Não sei se algum Presidente de República foi respeitado. De Costa Gomes dizia-se que era «o rolha» por ter sido crachat de ouro da PIDE e depois ícone sagrado da esquerda no PREC. De Spínola que era o «caco» por causa do monóculo prussiano a que o pingalim de Cavalaria dava ares, os tiques e os toques que o infiltrado Gunter Walraff gozou até mais não, quando ele caiu nas malhas do inconsequente ELP/MDLP. De Eanes gozou-se o ser de Alcains e de cenho fechado, mais a desajeitada tentativa de monopolizar a ética no PRD, que faliu sem glória, com Soares a tentar demonstrar que ele, para além de um hirto robotizado, nem um livro ler saberia. De Soares gozou-se tudo, desde os pecados da "descolonização exemplar" até àquilo que Rui Mateus verteu em livro com resultado zero e que meteriam qualquer um na cadeia, o acusador ou o acusado, só que o País virou a cara para o lado.
Uma coisa é certa. Talvez nunca o gozo público tenha sido letal. O sistema não caiu, o Estado aguentou-se, e se não houve um regime que tenha sucedido ao antigo regime a culpa não foi dos apoucantes nem dos apoucados.
Dói nos intervalos de meter nojo o que se está a passar em matéria de presidenciais. Tenta ganhar o que mais baldes de trampa lança para cima do candidato do lado.

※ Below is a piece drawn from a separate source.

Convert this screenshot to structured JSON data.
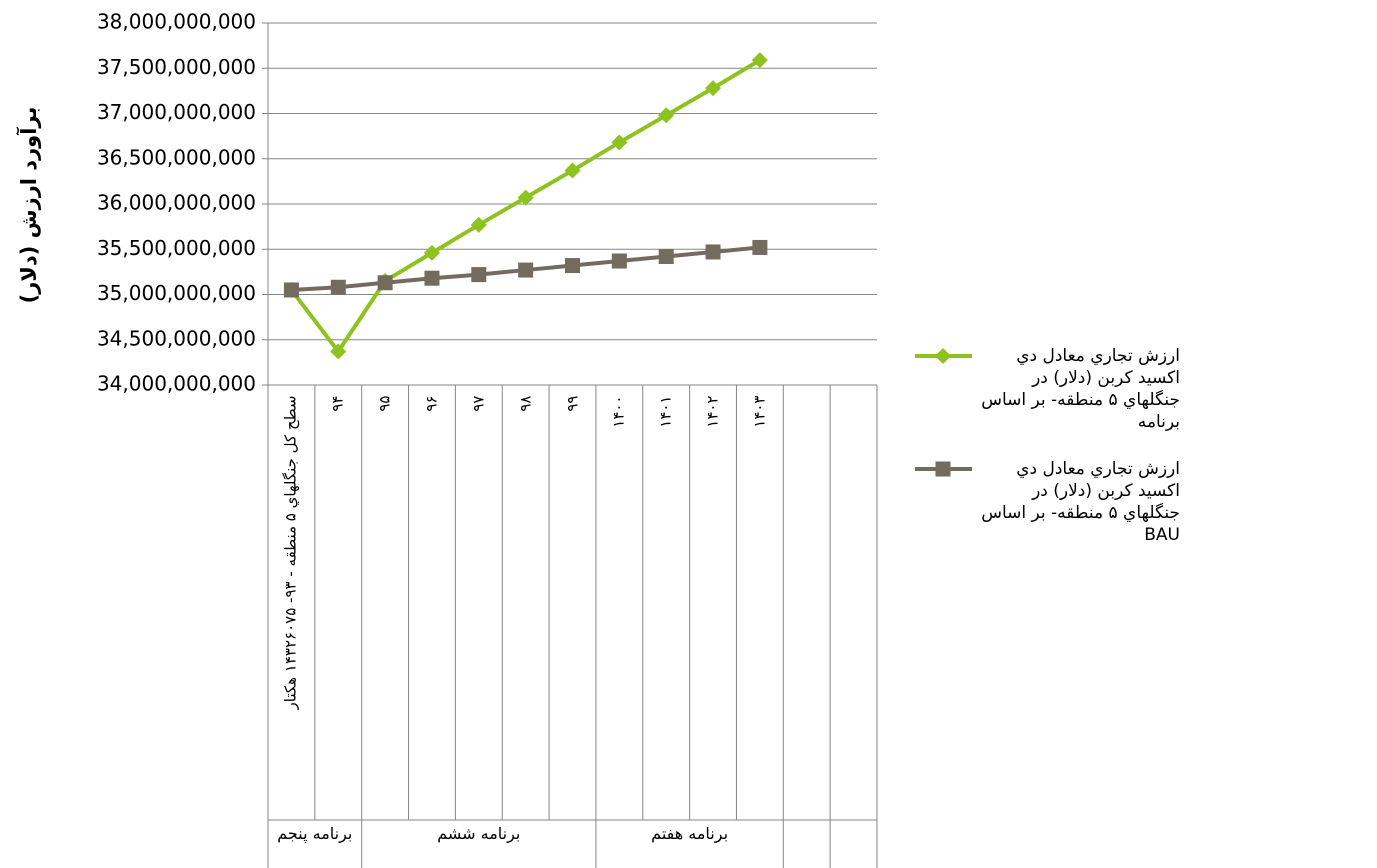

A Chefia do Estado era das poucas coisas que sobreviviam. Todos os poderes estavam já na lama do desprestígio. A receita é fácil: ataca-se um, a matula generaliza a todos: padres, professores, juízes, procuradores, militares e guarda-nocturnos, nada resiste, tudo esbraceja no vilipêndio. A receita é fácil. Joga-se um à canalha, a sangrar um pecado, e a matilha estraçalha, em arruaça, a classe toda, na base do «isto anda tudo ao mesmo», «o que eles querem e precisam sei eu!».
Lentamente, as duas sementes do fascismo florescem no Carnaval da democracia: o pessimismo e a ânsia de ruptura. Ninguém quer isto, todos querem qualquer coisa que seja.
O primeiro pirómano que surgir, incendeia a cidade. No dia seguinte, dissipado o fumo, começam os enforcamentos contra os suspeitos de sobrevivência. Ao Rei Momo em Belém sucedem os gatos pingados de Quarta-Feira de Cinzas.